Aside from the above things have been nice here. I got some grades in for the first 3rd of our semester, and I still enjoy teaching. I went with a few students and Sam to a nearby community to see coffee production in the countryside. We walked on a mountain path which was sometimes rugged, as pictured below, but mostly low key. There were a lot of these really interesting plants called "corta cortas" (cut cuts) that have serrated leaves which grab hold of your cloths and can actually draw blood, trust me. Also we saw some orchids and a lot of ants. The kind of ants you think about as a cover story for National Geographic. The kind that cut big sections of leaves to carry home to their nests. They make tidy little lines across the footpath. Like dozens of little green flags that collapse into gridlock dissarray when you disrupt their flow. Some were really fast and bite hard. The students say they are angry because all they do is eat Coca all day. Also we saw a few trees that belong in a fantasy movie. Pictured above, they are covered in freocious spikes and seemed to be placed conviniently where one would need something to hold on to.

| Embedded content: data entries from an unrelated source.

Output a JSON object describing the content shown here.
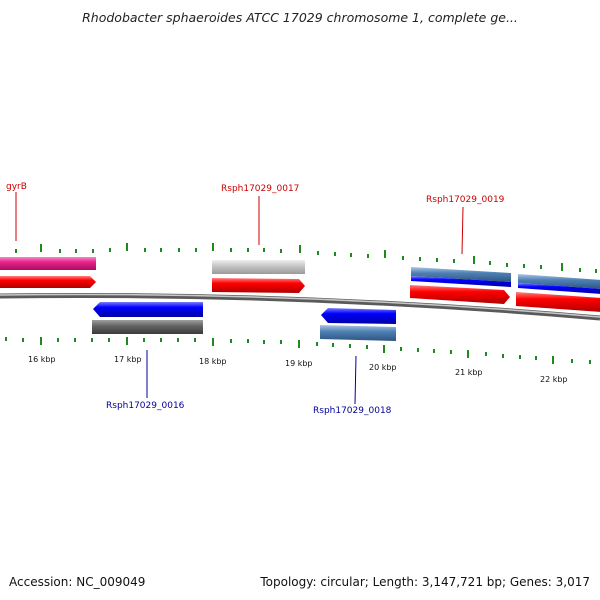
{
  "title": "Rhodobacter sphaeroides ATCC 17029 chromosome 1, complete ge...",
  "footer": {
    "accession": "Accession: NC_009049",
    "summary": "Topology: circular; Length: 3,147,721 bp; Genes: 3,017"
  },
  "colors": {
    "forward_label": "#cc0000",
    "reverse_label": "#000099",
    "tick": "#1e8a1e",
    "backbone": "#888888",
    "cds_forward": "#ff0000",
    "cds_reverse": "#0000ff",
    "gene_magenta": "#e8208a",
    "gene_gray_light": "#c8c8c8",
    "gene_gray_dark": "#666666",
    "gene_steel": "#4f81b4"
  },
  "scale_labels": [
    "16 kbp",
    "17 kbp",
    "18 kbp",
    "19 kbp",
    "20 kbp",
    "21 kbp",
    "22 kbp"
  ],
  "gene_labels": {
    "gyrB": "gyrB",
    "g17": "Rsph17029_0017",
    "g19": "Rsph17029_0019",
    "g16": "Rsph17029_0016",
    "g18": "Rsph17029_0018"
  }
}
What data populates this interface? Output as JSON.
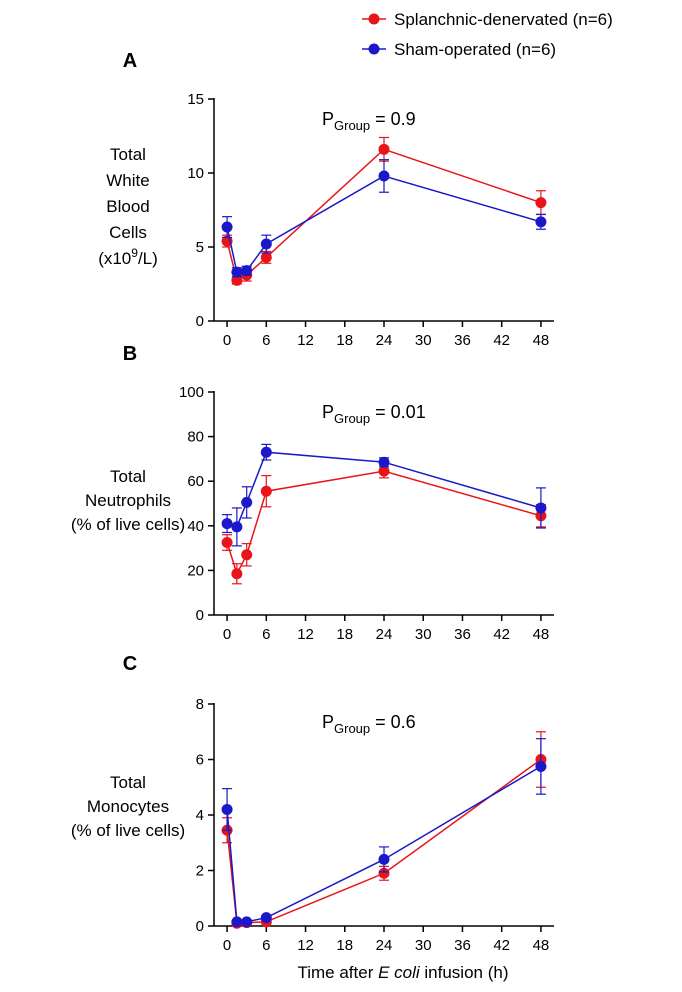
{
  "legend": {
    "entries": [
      {
        "label": "Splanchnic-denervated (n=6)",
        "color": "#e8141a"
      },
      {
        "label": "Sham-operated (n=6)",
        "color": "#1a18c8"
      }
    ]
  },
  "x_axis_title": {
    "prefix": "Time after ",
    "italic": "E coli",
    "suffix": " infusion (h)"
  },
  "chart_data": [
    {
      "type": "line",
      "panel": "A",
      "ylabel_lines": [
        "Total",
        "White",
        "Blood",
        "Cells",
        "(x10",
        "9",
        "/L)"
      ],
      "p_value": {
        "prefix": "P",
        "sub": "Group",
        "value": "= 0.9"
      },
      "x_ticks": [
        0,
        6,
        12,
        18,
        24,
        30,
        36,
        42,
        48
      ],
      "y_ticks": [
        0,
        5,
        10,
        15
      ],
      "xlim": [
        -2,
        50
      ],
      "ylim": [
        0,
        15
      ],
      "x": [
        0,
        1.5,
        3,
        6,
        24,
        48
      ],
      "series": [
        {
          "name": "Splanchnic-denervated (n=6)",
          "color": "#e8141a",
          "values": [
            5.4,
            2.75,
            3.1,
            4.3,
            11.6,
            8.0
          ],
          "errors": [
            0.4,
            0.25,
            0.4,
            0.4,
            0.8,
            0.8
          ]
        },
        {
          "name": "Sham-operated (n=6)",
          "color": "#1a18c8",
          "values": [
            6.35,
            3.3,
            3.4,
            5.2,
            9.8,
            6.7
          ],
          "errors": [
            0.7,
            0.3,
            0.3,
            0.6,
            1.1,
            0.5
          ]
        }
      ]
    },
    {
      "type": "line",
      "panel": "B",
      "ylabel_lines": [
        "Total",
        "Neutrophils",
        "(% of live cells)"
      ],
      "p_value": {
        "prefix": "P",
        "sub": "Group",
        "value": "= 0.01"
      },
      "x_ticks": [
        0,
        6,
        12,
        18,
        24,
        30,
        36,
        42,
        48
      ],
      "y_ticks": [
        0,
        20,
        40,
        60,
        80,
        100
      ],
      "xlim": [
        -2,
        50
      ],
      "ylim": [
        0,
        100
      ],
      "x": [
        0,
        1.5,
        3,
        6,
        24,
        48
      ],
      "series": [
        {
          "name": "Splanchnic-denervated (n=6)",
          "color": "#e8141a",
          "values": [
            32.5,
            18.5,
            27,
            55.5,
            64.5,
            44.5
          ],
          "errors": [
            3.5,
            4.5,
            5,
            7,
            3,
            5
          ]
        },
        {
          "name": "Sham-operated (n=6)",
          "color": "#1a18c8",
          "values": [
            41,
            39.5,
            50.5,
            73,
            68.5,
            48
          ],
          "errors": [
            4,
            8.5,
            7,
            3.5,
            2,
            9
          ]
        }
      ]
    },
    {
      "type": "line",
      "panel": "C",
      "ylabel_lines": [
        "Total",
        "Monocytes",
        "(% of live cells)"
      ],
      "p_value": {
        "prefix": "P",
        "sub": "Group",
        "value": "= 0.6"
      },
      "x_ticks": [
        0,
        6,
        12,
        18,
        24,
        30,
        36,
        42,
        48
      ],
      "y_ticks": [
        0,
        2,
        4,
        6,
        8
      ],
      "xlim": [
        -2,
        50
      ],
      "ylim": [
        0,
        8
      ],
      "x": [
        0,
        1.5,
        3,
        6,
        24,
        48
      ],
      "series": [
        {
          "name": "Splanchnic-denervated (n=6)",
          "color": "#e8141a",
          "values": [
            3.45,
            0.1,
            0.12,
            0.15,
            1.9,
            6.0
          ],
          "errors": [
            0.45,
            0.05,
            0.05,
            0.05,
            0.25,
            1.0
          ]
        },
        {
          "name": "Sham-operated (n=6)",
          "color": "#1a18c8",
          "values": [
            4.2,
            0.15,
            0.15,
            0.3,
            2.4,
            5.75
          ],
          "errors": [
            0.75,
            0.05,
            0.05,
            0.05,
            0.45,
            1.0
          ]
        }
      ]
    }
  ]
}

Speaking of Coca, we walked past a lot of fields with workers in them. We knew a couple of the pickers as students from the school, they let Sam and I try our dexterity and pull a few handfuls of leave off. The workers earn about 30B's a day, for 8 hours of work. That's a little over $4, this is the standard pay rate for manual labor. They were as hunched over as they look, after about five min I was ready for an asprine. VERY TOUGH PEOPLE.



We rested along the way in a "carpa" used by field workers during the heat of the day to have lunch in and relax out of the sun. Sitting there in the shade eating fresh oranges looking out on what would be national park quality mountains in the US, I felt as much at peace with my self as I can remember. The following is a crude picture of heaven captured with a 7 megapixle point and shoot camera. Think cool breezes, fresh air, and gracious company.


When we reached our destination there were already dired and husked beans waiting. Normally After picking coffee berries they need to be seperated from the "fruit", washed, and dried in the sun for a while. I get different drying times from everyone I talk to, somewhere between 2 days and a week depending on the weather. Anyway, we put the beans in simple clay pots and cooked them over an open fire. We stirred them frantically with palm branches. When they were close to being ready they made a fantastic ammount of smoke.


After they were roasted we crushed the beans on a flat rock with an oblong stone shaped for grinding. It wasen't easy, it would have deterred me from drinking coffee if it were part of the routine in the states.

I miss everyone back stateside but there is no cure for homesickness like heartbreaking natural beauty and a taste of a simpler life.